Here's Jani Liimatainen, I respect your opinion, however, I do think that it's impossible to deny the skill in both players, I doubt the average guitarist would be able to play a Turilli or Herman Li solo as easily as they both do night after night, I've seen both play live, and both players were brilliant to watch, and their sound is very distinct, which I admire.
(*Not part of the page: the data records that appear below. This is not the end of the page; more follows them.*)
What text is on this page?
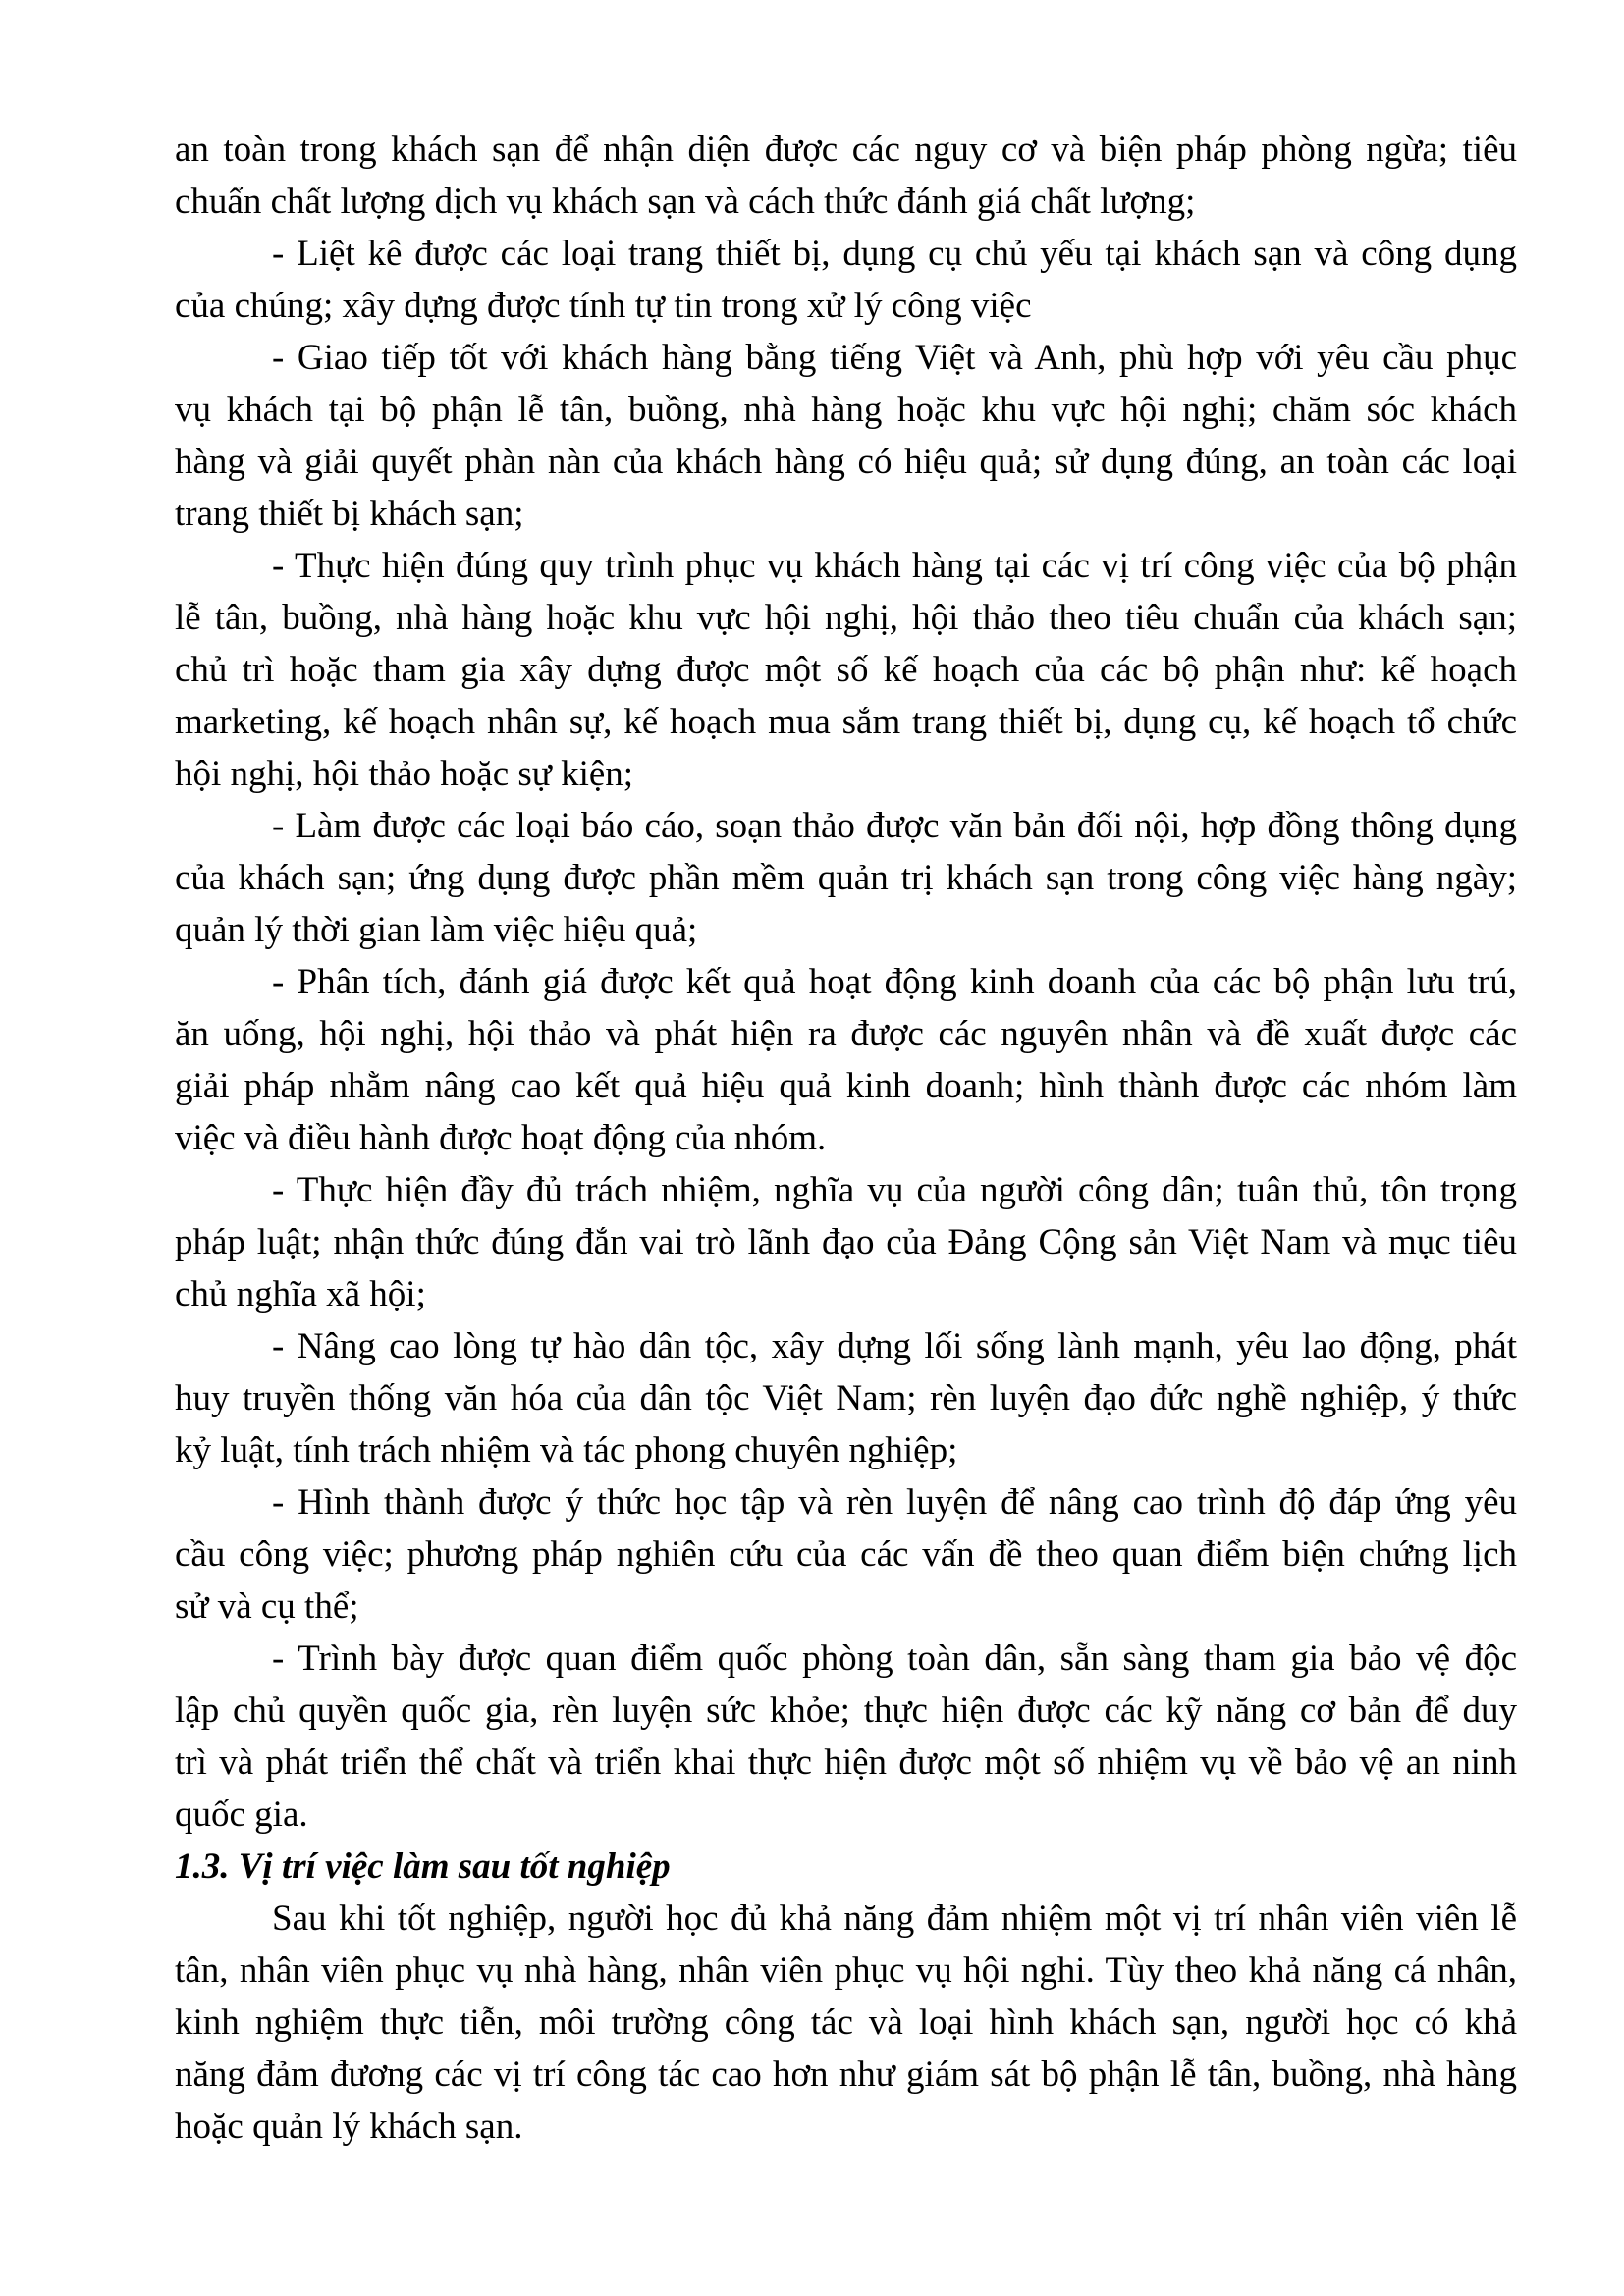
an toàn trong khách sạn để nhận diện được các nguy cơ và biện pháp phòng ngừa; tiêu
chuẩn chất lượng dịch vụ khách sạn và cách thức đánh giá chất lượng;
- Liệt kê được các loại trang thiết bị, dụng cụ chủ yếu tại khách sạn và công dụng
của chúng; xây dựng được tính tự tin trong xử lý công việc
- Giao tiếp tốt với khách hàng bằng tiếng Việt và Anh, phù hợp với yêu cầu phục
vụ khách tại bộ phận lễ tân, buồng, nhà hàng hoặc khu vực hội nghị; chăm sóc khách
hàng và giải quyết phàn nàn của khách hàng có hiệu quả; sử dụng đúng, an toàn các loại
trang thiết bị khách sạn;
- Thực hiện đúng quy trình phục vụ khách hàng tại các vị trí công việc của bộ phận
lễ tân, buồng, nhà hàng hoặc khu vực hội nghị, hội thảo theo tiêu chuẩn của khách sạn;
chủ trì hoặc tham gia xây dựng được một số kế hoạch của các bộ phận như: kế hoạch
marketing, kế hoạch nhân sự, kế hoạch mua sắm trang thiết bị, dụng cụ, kế hoạch tổ chức
hội nghị, hội thảo hoặc sự kiện;
- Làm được các loại báo cáo, soạn thảo được văn bản đối nội, hợp đồng thông dụng
của khách sạn; ứng dụng được phần mềm quản trị khách sạn trong công việc hàng ngày;
quản lý thời gian làm việc hiệu quả;
- Phân tích, đánh giá được kết quả hoạt động kinh doanh của các bộ phận lưu trú,
ăn uống, hội nghị, hội thảo và phát hiện ra được các nguyên nhân và đề xuất được các
giải pháp nhằm nâng cao kết quả hiệu quả kinh doanh; hình thành được các nhóm làm
việc và điều hành được hoạt động của nhóm.
- Thực hiện đầy đủ trách nhiệm, nghĩa vụ của người công dân; tuân thủ, tôn trọng
pháp luật; nhận thức đúng đắn vai trò lãnh đạo của Đảng Cộng sản Việt Nam và mục tiêu
chủ nghĩa xã hội;
- Nâng cao lòng tự hào dân tộc, xây dựng lối sống lành mạnh, yêu lao động, phát
huy truyền thống văn hóa của dân tộc Việt Nam; rèn luyện đạo đức nghề nghiệp, ý thức
kỷ luật, tính trách nhiệm và tác phong chuyên nghiệp;
- Hình thành được ý thức học tập và rèn luyện để nâng cao trình độ đáp ứng yêu
cầu công việc; phương pháp nghiên cứu của các vấn đề theo quan điểm biện chứng lịch
sử và cụ thể;
- Trình bày được quan điểm quốc phòng toàn dân, sẵn sàng tham gia bảo vệ độc
lập chủ quyền quốc gia, rèn luyện sức khỏe; thực hiện được các kỹ năng cơ bản để duy
trì và phát triển thể chất và triển khai thực hiện được một số nhiệm vụ về bảo vệ an ninh
quốc gia.
1.3. Vị trí việc làm sau tốt nghiệp
Sau khi tốt nghiệp, người học đủ khả năng đảm nhiệm một vị trí nhân viên viên lễ
tân, nhân viên phục vụ nhà hàng, nhân viên phục vụ hội nghi. Tùy theo khả năng cá nhân,
kinh nghiệm thực tiễn, môi trường công tác và loại hình khách sạn, người học có khả
năng đảm đương các vị trí công tác cao hơn như giám sát bộ phận lễ tân, buồng, nhà hàng
hoặc quản lý khách sạn.
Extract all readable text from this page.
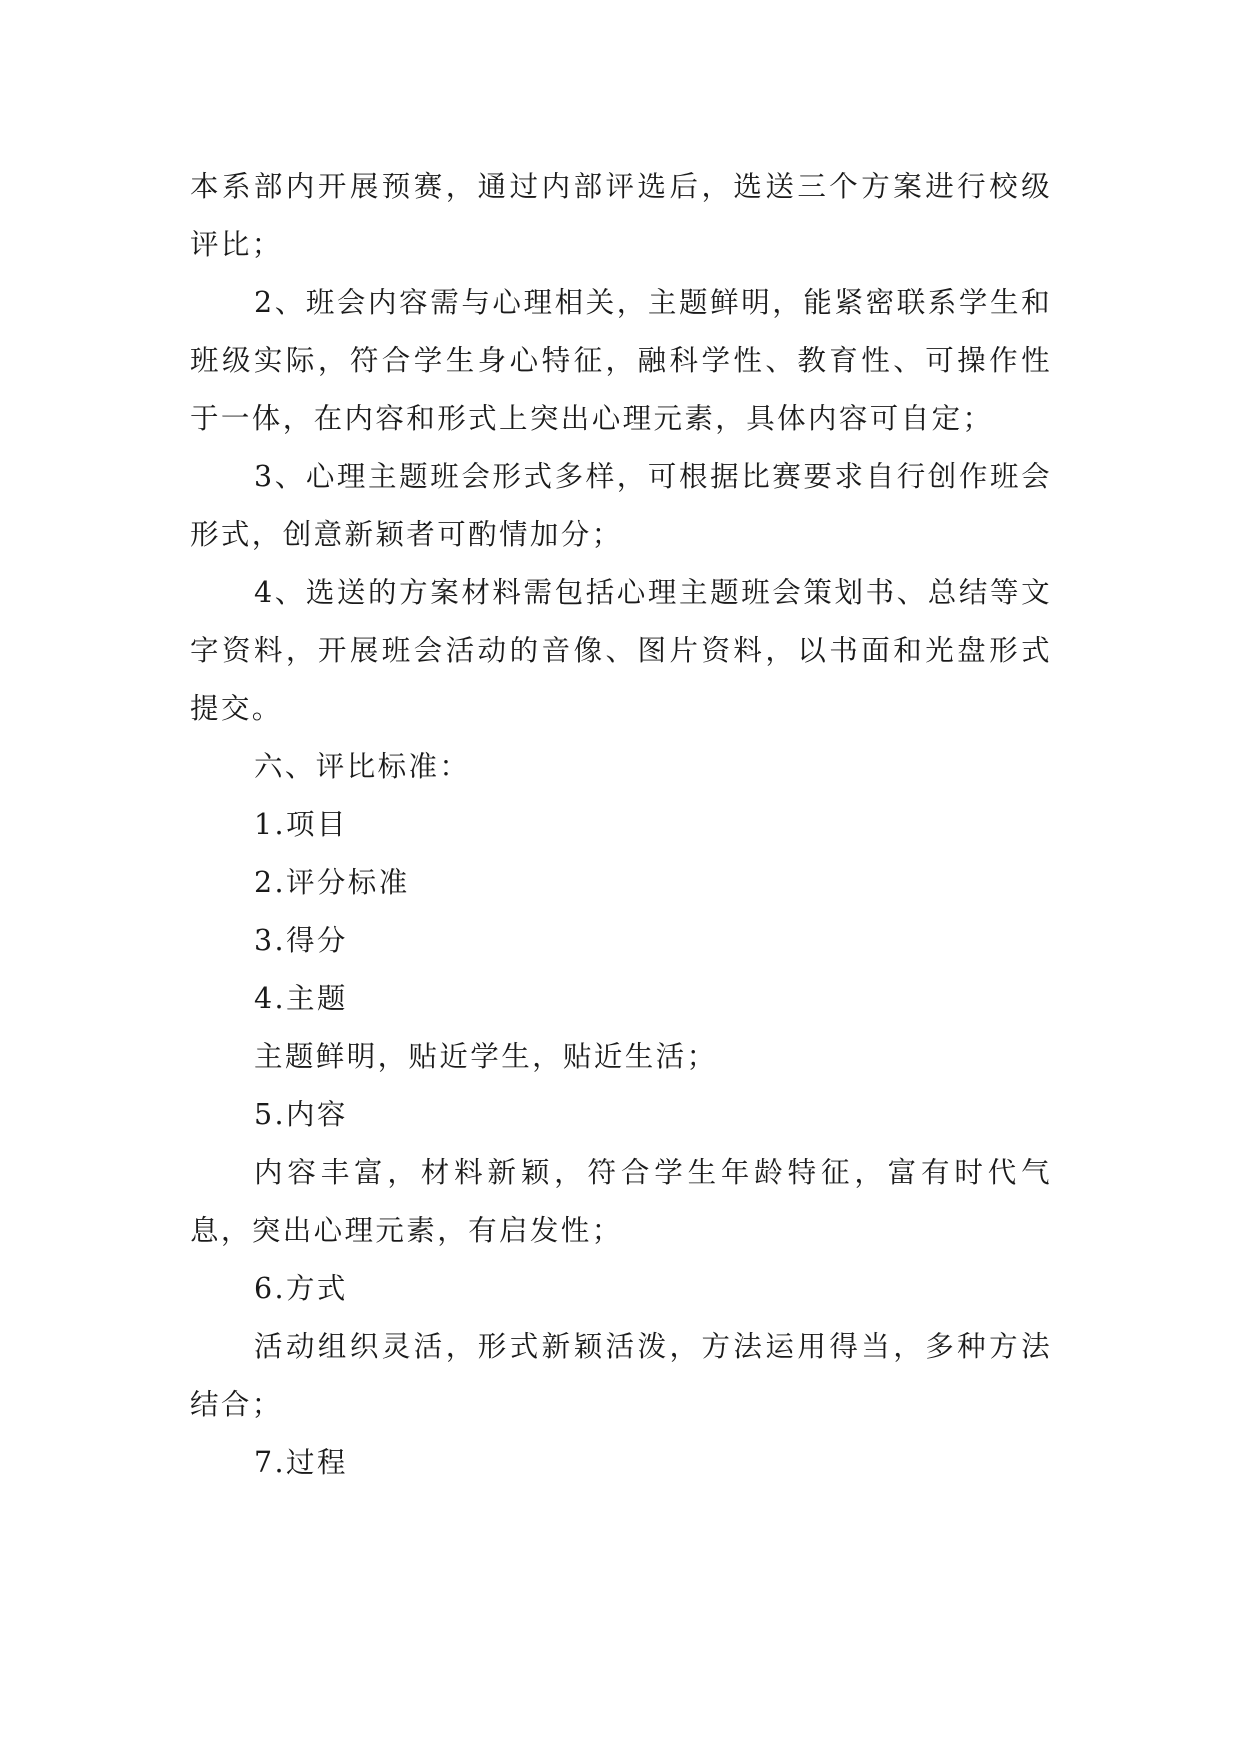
本系部内开展预赛，通过内部评选后，选送三个方案进行校级评比；

2、班会内容需与心理相关，主题鲜明，能紧密联系学生和班级实际，符合学生身心特征，融科学性、教育性、可操作性于一体，在内容和形式上突出心理元素，具体内容可自定；

3、心理主题班会形式多样，可根据比赛要求自行创作班会形式，创意新颖者可酌情加分；

4、选送的方案材料需包括心理主题班会策划书、总结等文字资料，开展班会活动的音像、图片资料，以书面和光盘形式提交。

六、评比标准：

1.项目

2.评分标准

3.得分

4.主题

主题鲜明，贴近学生，贴近生活；

5.内容

内容丰富，材料新颖，符合学生年龄特征，富有时代气息，突出心理元素，有启发性；

6.方式

活动组织灵活，形式新颖活泼，方法运用得当，多种方法结合；

7.过程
I have seen Bodom live twice, and Alexi is a very skilled guitarist, no doubt, as is Michael Romeo, however, I personally prefer the sound of Herman, Turilli and Liimatainen's playing, however, you can't deny the skill of any of them, I think most guitarists would be overjoyed if they woke up one morning and could play as well as any of them, I don't think it's fair to pick any of them apart when they're doing it professionally, and being admired for what they do, I aspire to be at that level one day, so I prefer to look at every guitarist's strengths than their weaknesses.


Nobody can deny that Herman Lee can enthuse his viewers and I do respect him for that but not his playing skills. I do respect both players for their composing skills and their ideas, but I would love most random professional metal guitarist to play it instead of them. I donīt think their technique is standing out these days anymore. Same for Liimatainen. I enjoy what they play but I cringe at how they play it. It is hard for me to understand how a player that loves to play and plays for a living can neglect the art of phrasing and tone that much.